Hay razones futbolísticas por las que Messi quiere dejar la selección. Las dejó expresadas en la conferencia de prensa posterior a la decepción con los chilenos. Pero en los últimos días dejó traslucir su fastidio con la AFA. Lo hizo previamente a la final, cuando el vuelo del plantel argentino desde Houston a Nueva Jersey sufrió un retraso de dos horas, producto de problemas meteorológicos. La Pulga publicó una foto en Instagram en la que se lo ve junto a Agüero, que estaba cebando un mate, y escribió el siguiente epígrafe: “Una vez más esperando en un avión para intentar salir al destino. Qué desastre son los de AFA por Dios!!!!”. Fue todo un síntoma del malestar de la figura. Es que durante la estadía en Estados Unidos, más de una vez tuvieron que esperar para tomar las habitaciones del hotel, y generó mucha incertidumbre que Claudio Tapia, vicepresidente de la AFA, haya amenazado con retirar el equipo de la Copa América en medio de los tironeos en la casa madre de la pelota de la Argentina.

La coyuntura institucional no ayuda, está claro. La AFA está atravesando una crisis que ya arrastra casi un año. En diciembre, 75 asambleístas tenían que definir el nuevo mandamás y la elección terminó… ¡38 a 38! Sostenida por el Estado, desde el nuevo gobierno que encabeza Mauricio Macri hay una firme decisión de dejar de invertir dinero en el fútbol y abrirles el juego a las empresas privadas locales y del exterior.
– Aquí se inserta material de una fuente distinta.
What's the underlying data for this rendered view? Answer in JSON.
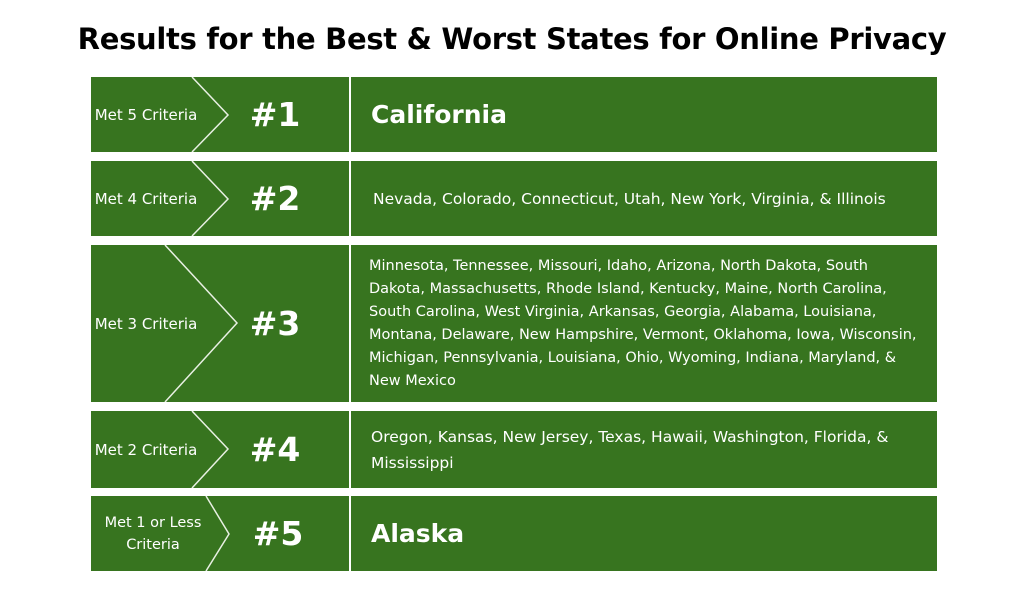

Pero el presidente de la nación no quiere que Hugo Moyano, titular de Independiente y líder sindical, asuma el poder. Y hoy por hoy, Moyano y su yerno, Chiqui Tapia, son los que reúnen la mayor cantidad de votos. El resto de los clubes grandes, River Plate, Boca Juniors, Racing Club y San Lorenzo de Almagro, renunciaron al comité ejecutivo y la división se hizo insostenible. Intervino la Inspección General de Justicia (IGJ), suspendió los comicios del 30 de junio, pero sigue sin haber acuerdo entre los principales directivos.

Este lunes hubo una amenaza de bomba en la AFA. Y el dirigente Luis Segura renunció al igual que Messi. La diferencia es que al directivo nadie le pedirá que vuelva. A la Pulga, en cambio, todos le cantarán volver. Por el mago rosarino, ya hubo muestras de apoyo en las redes sociales, exfutbolistas y hasta un grupo nutrido de hinchas fueron a recibirlo a Ezeiza.